Slow Cooker Lasagna (WW)
Servings: 6 Servings
- 1 Slow Cooker
- 1 Large Skillet
- 1 Medium Bowl
- 1 Small Bowl
- 1 lbs. Uncooked 93% lean ground beef
- 1 Onion Chopped
- 1 Garlic clove Minced
- 28 oz. Canned crushed tomatoes
- 15 oz. Canned tomato sauce
- 1 tsp. Salt
- 1 tsp. Dried oregano
- ½ tsp. Dried basil
- ¼ tsp. Crushed red pepper flakes Or more to taste
- 1 cup Part-skim ricotta cheese
- 1½ cup Shredded part-skim mozzarella cheese Divided
- 6 Items Uncooked lasagna noodles
- ½ cup Shredded parmesan cheese Or strong-flavored like Parmigiano Reggiano
- Heat a large nonstick skillet over medium-high heat. Add beef, onion and garlic; cook, stirring frequently, breaking up meat with a wooden spoon as it cooks, about 5 to 7 minutes. Stir in crushed tomatoes, tomato sauce, salt, oregano, basil and red pepper flakes; simmer 5 minutes to allow flavors to blend.

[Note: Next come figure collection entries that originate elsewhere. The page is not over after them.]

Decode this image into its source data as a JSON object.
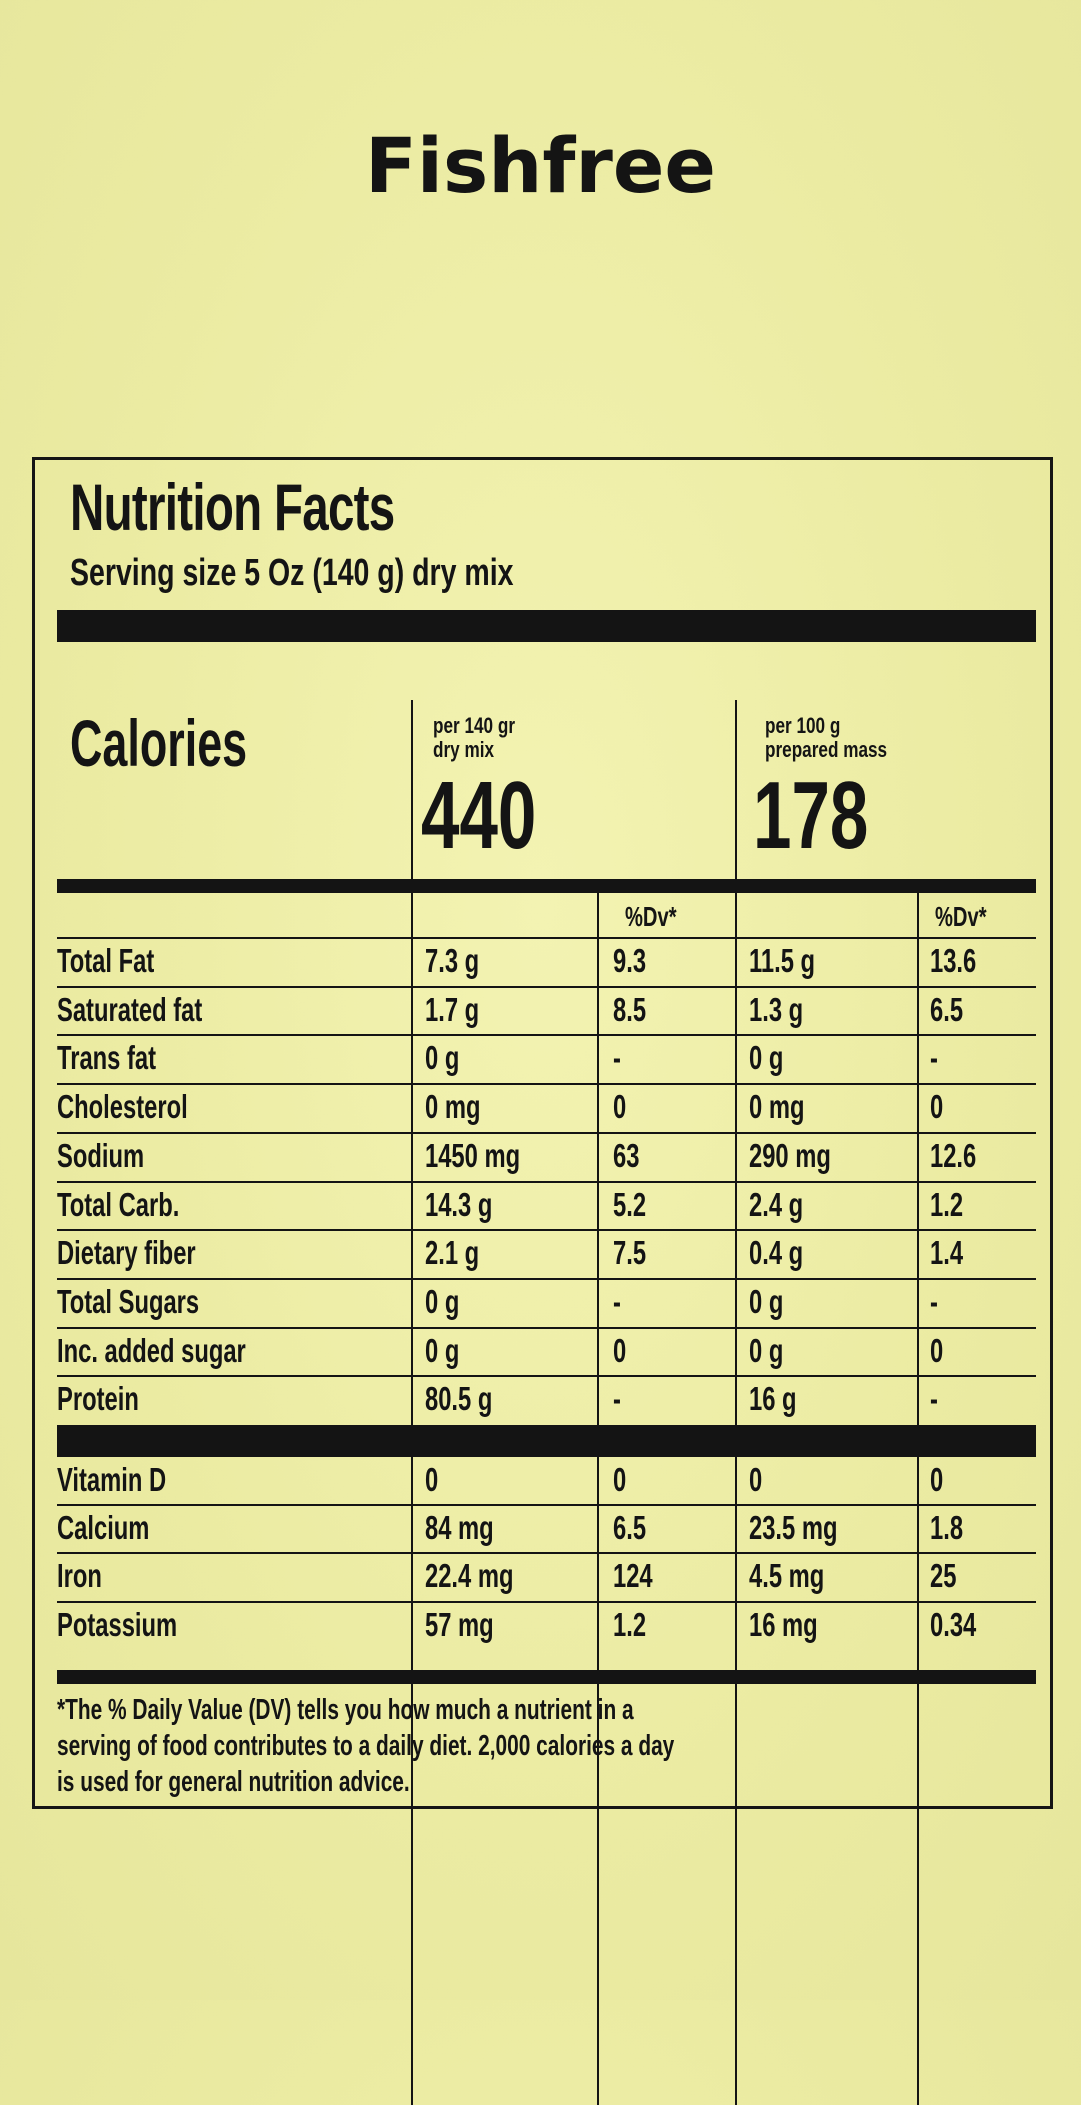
{
  "brand": "Fishfree",
  "label": {
    "title": "Nutrition Facts",
    "serving_size": "Serving size 5 Oz (140 g) dry mix",
    "calories": {
      "label": "Calories",
      "col1_caption_line1": "per 140 gr",
      "col1_caption_line2": "dry mix",
      "col1_value": "440",
      "col2_caption_line1": "per 100 g",
      "col2_caption_line2": "prepared mass",
      "col2_value": "178"
    },
    "dv_header": "%Dv*",
    "nutrients": [
      {
        "name": "Total Fat",
        "v1": "7.3 g",
        "dv1": "9.3",
        "v2": "11.5 g",
        "dv2": "13.6"
      },
      {
        "name": "Saturated fat",
        "v1": "1.7 g",
        "dv1": "8.5",
        "v2": "1.3 g",
        "dv2": "6.5"
      },
      {
        "name": "Trans fat",
        "v1": "0 g",
        "dv1": "-",
        "v2": "0 g",
        "dv2": "-"
      },
      {
        "name": "Cholesterol",
        "v1": "0 mg",
        "dv1": "0",
        "v2": "0 mg",
        "dv2": "0"
      },
      {
        "name": "Sodium",
        "v1": "1450  mg",
        "dv1": "63",
        "v2": "290 mg",
        "dv2": "12.6"
      },
      {
        "name": "Total Carb.",
        "v1": "14.3 g",
        "dv1": "5.2",
        "v2": "2.4 g",
        "dv2": "1.2"
      },
      {
        "name": "Dietary fiber",
        "v1": "2.1 g",
        "dv1": "7.5",
        "v2": "0.4 g",
        "dv2": "1.4"
      },
      {
        "name": "Total Sugars",
        "v1": "0 g",
        "dv1": "-",
        "v2": "0 g",
        "dv2": "-"
      },
      {
        "name": "Inc. added sugar",
        "v1": "0 g",
        "dv1": "0",
        "v2": "0 g",
        "dv2": "0"
      },
      {
        "name": "Protein",
        "v1": "80.5 g",
        "dv1": "-",
        "v2": "16 g",
        "dv2": "-"
      }
    ],
    "minerals": [
      {
        "name": "Vitamin D",
        "v1": "0",
        "dv1": "0",
        "v2": "0",
        "dv2": "0"
      },
      {
        "name": "Calcium",
        "v1": "84 mg",
        "dv1": "6.5",
        "v2": "23.5 mg",
        "dv2": "1.8"
      },
      {
        "name": "Iron",
        "v1": "22.4 mg",
        "dv1": "124",
        "v2": "4.5 mg",
        "dv2": "25"
      },
      {
        "name": "Potassium",
        "v1": "57 mg",
        "dv1": "1.2",
        "v2": "16 mg",
        "dv2": "0.34"
      }
    ],
    "footnote": "*The % Daily Value (DV) tells you how much a nutrient in a\nserving of food contributes to a daily diet. 2,000 calories a day\nis used for general nutrition advice."
  }
}
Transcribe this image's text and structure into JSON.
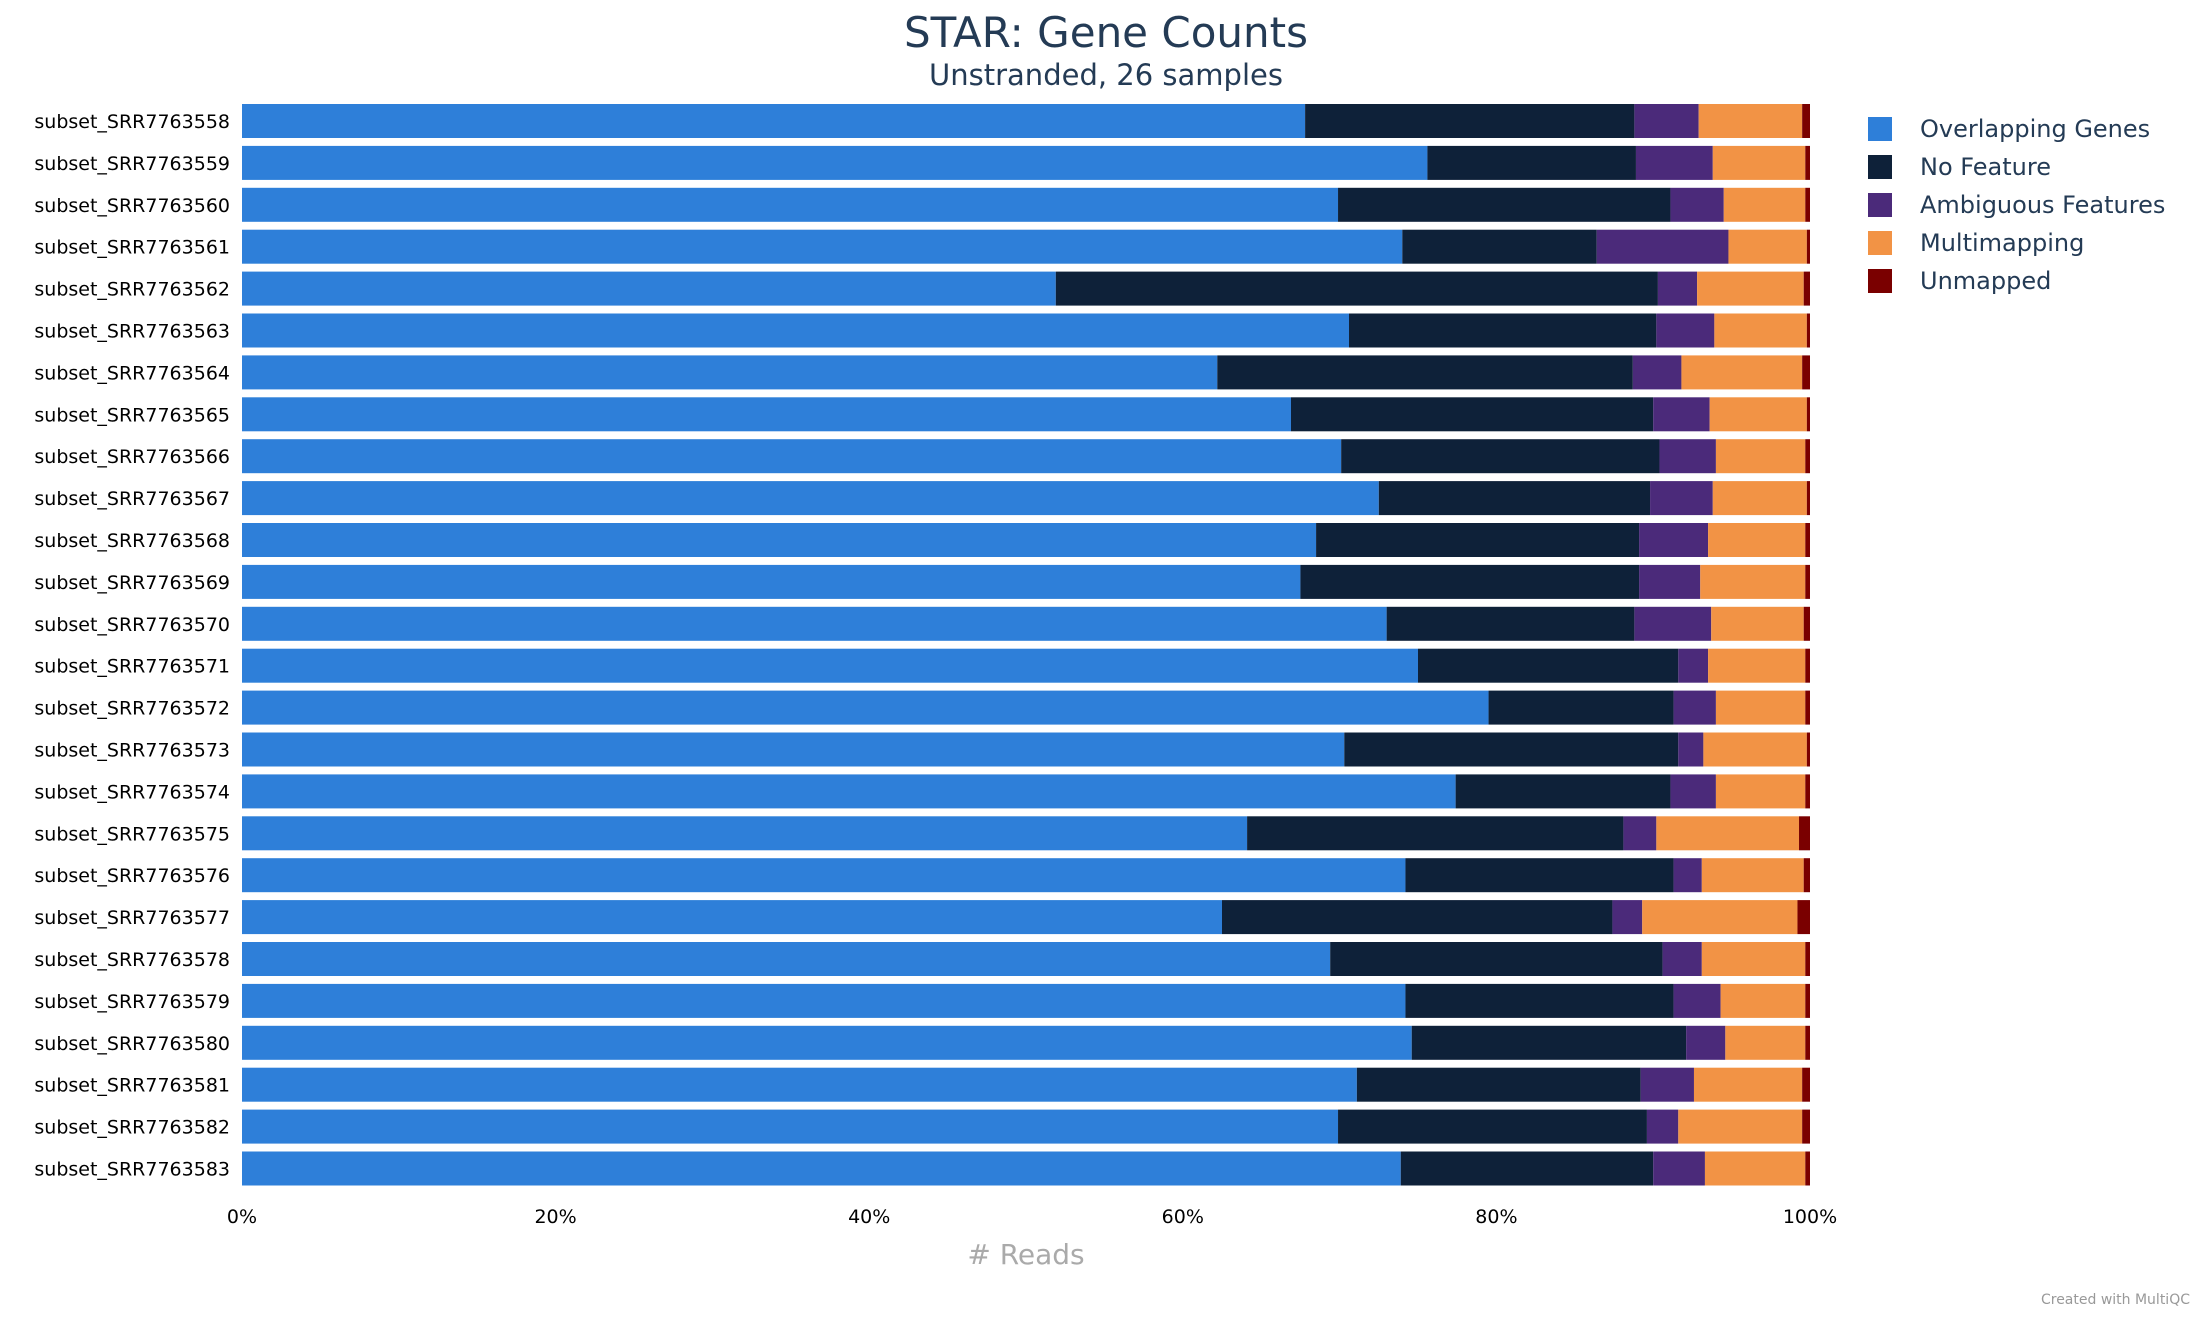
{
  "chart_data": {
    "type": "bar",
    "orientation": "horizontal",
    "stacked": "percent",
    "title": "STAR: Gene Counts",
    "subtitle": "Unstranded, 26 samples",
    "xlabel": "# Reads",
    "xlim": [
      0,
      100
    ],
    "x_ticks": [
      "0%",
      "20%",
      "40%",
      "60%",
      "80%",
      "100%"
    ],
    "legend_position": "right",
    "grid": false,
    "categories": [
      "subset_SRR7763558",
      "subset_SRR7763559",
      "subset_SRR7763560",
      "subset_SRR7763561",
      "subset_SRR7763562",
      "subset_SRR7763563",
      "subset_SRR7763564",
      "subset_SRR7763565",
      "subset_SRR7763566",
      "subset_SRR7763567",
      "subset_SRR7763568",
      "subset_SRR7763569",
      "subset_SRR7763570",
      "subset_SRR7763571",
      "subset_SRR7763572",
      "subset_SRR7763573",
      "subset_SRR7763574",
      "subset_SRR7763575",
      "subset_SRR7763576",
      "subset_SRR7763577",
      "subset_SRR7763578",
      "subset_SRR7763579",
      "subset_SRR7763580",
      "subset_SRR7763581",
      "subset_SRR7763582",
      "subset_SRR7763583"
    ],
    "series": [
      {
        "name": "Overlapping Genes",
        "color": "#2e7fd9",
        "values": [
          67.8,
          75.6,
          69.9,
          74.0,
          51.9,
          70.6,
          62.2,
          66.9,
          70.1,
          72.5,
          68.5,
          67.5,
          73.0,
          75.0,
          79.5,
          70.3,
          77.4,
          64.1,
          74.2,
          62.5,
          69.4,
          74.2,
          74.6,
          71.1,
          69.9,
          73.9
        ]
      },
      {
        "name": "No Feature",
        "color": "#0e2139",
        "values": [
          21.0,
          13.3,
          21.2,
          12.4,
          38.4,
          19.6,
          26.5,
          23.1,
          20.3,
          17.3,
          20.6,
          21.6,
          15.8,
          16.6,
          11.8,
          21.3,
          13.7,
          24.0,
          17.1,
          24.9,
          21.2,
          17.1,
          17.5,
          18.1,
          19.7,
          16.1
        ]
      },
      {
        "name": "Ambiguous Features",
        "color": "#4b2a7a",
        "values": [
          4.1,
          4.9,
          3.4,
          8.4,
          2.5,
          3.7,
          3.1,
          3.6,
          3.6,
          4.0,
          4.4,
          3.9,
          4.9,
          1.9,
          2.7,
          1.6,
          2.9,
          2.1,
          1.8,
          1.9,
          2.5,
          3.0,
          2.5,
          3.4,
          2.0,
          3.3
        ]
      },
      {
        "name": "Multimapping",
        "color": "#f29345",
        "values": [
          6.6,
          5.9,
          5.2,
          5.0,
          6.8,
          5.9,
          7.7,
          6.2,
          5.7,
          6.0,
          6.2,
          6.7,
          5.9,
          6.2,
          5.7,
          6.6,
          5.7,
          9.1,
          6.5,
          9.9,
          6.6,
          5.4,
          5.1,
          6.9,
          7.9,
          6.4
        ]
      },
      {
        "name": "Unmapped",
        "color": "#7a0000",
        "values": [
          0.5,
          0.3,
          0.3,
          0.2,
          0.4,
          0.2,
          0.5,
          0.2,
          0.3,
          0.2,
          0.3,
          0.3,
          0.4,
          0.3,
          0.3,
          0.2,
          0.3,
          0.7,
          0.4,
          0.8,
          0.3,
          0.3,
          0.3,
          0.5,
          0.5,
          0.3
        ]
      }
    ]
  },
  "credit": "Created with MultiQC"
}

- Meanwhile, in a medium bowl, stir together ricotta cheese and 1 cup of mozzarella cheese.
- Spoon 1/3 of beef mixture into a 5-quart slow cooker. Break 3 lasagna sheets in half and arrange over beef mixture; top with half of ricotta mixture. Repeat with another layer and finish with remaining 1/3 of beef mixture.
- Cover slow cooker and cook on low setting for 4 to 6 hours. Remove cover; turn off heat and season to taste, if desired.
- In a small bowl, combine remaining 1/2 cup of mozzarella cheese and Parmesan cheese; sprinkle over beef mixture. Cover and set aside until cheese melts and lasagna firms up, about 10 minutes.